Aciclovir is the drug of choice and usually provides a fairly successful treatment. Clinical observations have confirmed the effectiveness of this drug: when it is used in patients with a primary lesion of the genital tract, both the spread of the virus and the severity of clinical symptoms decrease. The drug is used orally, intravenously, topically (3-5% acyclovir ointment).

Existing methods of treatment of herpetic urethritis can only stop the recurrence of the disease, but not eliminate the recurrence of the disease. Most patients with a first clinical episode of herpes simplex type 2 infection then experience a relapse of the disease. This is less common in patients initially infected with herpes simplex type 1. Antiherpetic therapy for relapses is given episodically during the clinical manifestations of genital herpes to improve the condition of patients and reduce the duration of relapse. It is prescribed for a long time as a suppressive therapy, which reduces the number of relapses in patients with frequent exacerbations of the disease (more than 6 times a year) by 70-80%. With this treatment, many patients note the absence of clinical episodes. There is evidence of the efficacy and safety of taking acyclovir for more than 6 years and valaciclovir and famciclovir for more than a year.

Episodic treatment of recurrence of genital herpes should be started on the first day of clinical manifestations or during the prodromal period.
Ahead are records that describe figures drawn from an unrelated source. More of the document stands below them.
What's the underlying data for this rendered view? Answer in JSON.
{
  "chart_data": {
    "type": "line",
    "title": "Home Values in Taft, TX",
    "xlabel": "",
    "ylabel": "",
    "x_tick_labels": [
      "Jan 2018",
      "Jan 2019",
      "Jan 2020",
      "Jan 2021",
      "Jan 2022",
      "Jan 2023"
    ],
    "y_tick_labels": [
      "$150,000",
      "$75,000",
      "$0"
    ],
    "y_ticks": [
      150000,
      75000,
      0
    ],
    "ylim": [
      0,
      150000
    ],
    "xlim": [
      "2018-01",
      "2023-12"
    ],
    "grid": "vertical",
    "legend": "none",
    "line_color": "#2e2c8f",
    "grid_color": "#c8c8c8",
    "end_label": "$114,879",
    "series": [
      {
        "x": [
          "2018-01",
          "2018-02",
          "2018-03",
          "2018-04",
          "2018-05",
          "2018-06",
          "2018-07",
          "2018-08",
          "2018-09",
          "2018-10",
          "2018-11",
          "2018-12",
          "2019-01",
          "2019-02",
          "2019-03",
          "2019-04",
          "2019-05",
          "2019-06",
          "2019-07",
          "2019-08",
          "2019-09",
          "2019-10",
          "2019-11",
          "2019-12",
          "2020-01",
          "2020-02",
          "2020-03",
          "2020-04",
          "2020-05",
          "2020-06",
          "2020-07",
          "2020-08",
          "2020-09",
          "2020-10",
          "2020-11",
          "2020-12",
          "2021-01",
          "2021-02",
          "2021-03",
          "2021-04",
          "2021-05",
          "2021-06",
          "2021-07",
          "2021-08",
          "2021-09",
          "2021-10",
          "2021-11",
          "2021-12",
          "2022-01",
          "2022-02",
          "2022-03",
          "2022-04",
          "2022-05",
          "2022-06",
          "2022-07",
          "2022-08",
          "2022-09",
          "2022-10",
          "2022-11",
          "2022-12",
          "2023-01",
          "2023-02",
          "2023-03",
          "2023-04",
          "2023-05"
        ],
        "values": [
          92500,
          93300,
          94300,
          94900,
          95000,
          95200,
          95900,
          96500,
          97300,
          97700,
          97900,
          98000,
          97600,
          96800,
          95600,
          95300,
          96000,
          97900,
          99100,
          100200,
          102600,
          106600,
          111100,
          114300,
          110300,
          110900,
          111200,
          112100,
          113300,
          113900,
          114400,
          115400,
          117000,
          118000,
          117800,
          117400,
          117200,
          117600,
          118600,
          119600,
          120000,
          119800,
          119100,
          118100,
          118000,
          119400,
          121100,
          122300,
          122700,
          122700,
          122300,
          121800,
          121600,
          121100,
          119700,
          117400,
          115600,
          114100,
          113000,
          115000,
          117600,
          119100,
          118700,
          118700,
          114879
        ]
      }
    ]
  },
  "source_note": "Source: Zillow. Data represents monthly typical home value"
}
  • acyclovir 400 mg 3 times a day for 5 days, or 800 mg 2 times a day for 5 days, or 800 mg 3 times a day for 2 days; .
  • or famciclovir 125 mg 3 times a day for 5 days or 100" m 2 times a day for 1 day;
  • or valacyclovir 1 g 2 times a day for 5 days or 500 mg 2 times a day for 3 days.

In order to prevent recurrence of herpes infection, suppressive therapy regimens have been developed:

  • acyclovir 400 mg 2 times a day;
  • or famciclovir 250 mg twice a day;
  • or valacyclovir 500 mg 1 time per day or 1 g 1 time per day.

Valaciclovir 500 mg once daily may be less effective than other dosing regimens, as is aciclovir in patients with very frequent disease relapses (more than 10 times per year). This dictates the need to search for more effective methods chemotherapy and specific prevention of this infection.

Etiotropic treatment of herpetic urethritis may also include bromuridin, ribovirin, bonofton, epigen, gossypol, megasil.

In recurrent forms of herpetic infection, antiviral therapy is supplemented with the appointment of immunomodulators (interleukins, cycloferon, roferon, interferon inducers).

For complete remission, vaccination with a herpes vaccine and antioxidant protection are required.

It should be noted that in the treatment of children, elderly and senile people suffering from herpetic urethritis, patients with chronic renal and hepatic insufficiency, including those on hemodialysis, an appropriate dose adjustment of the drugs is necessary.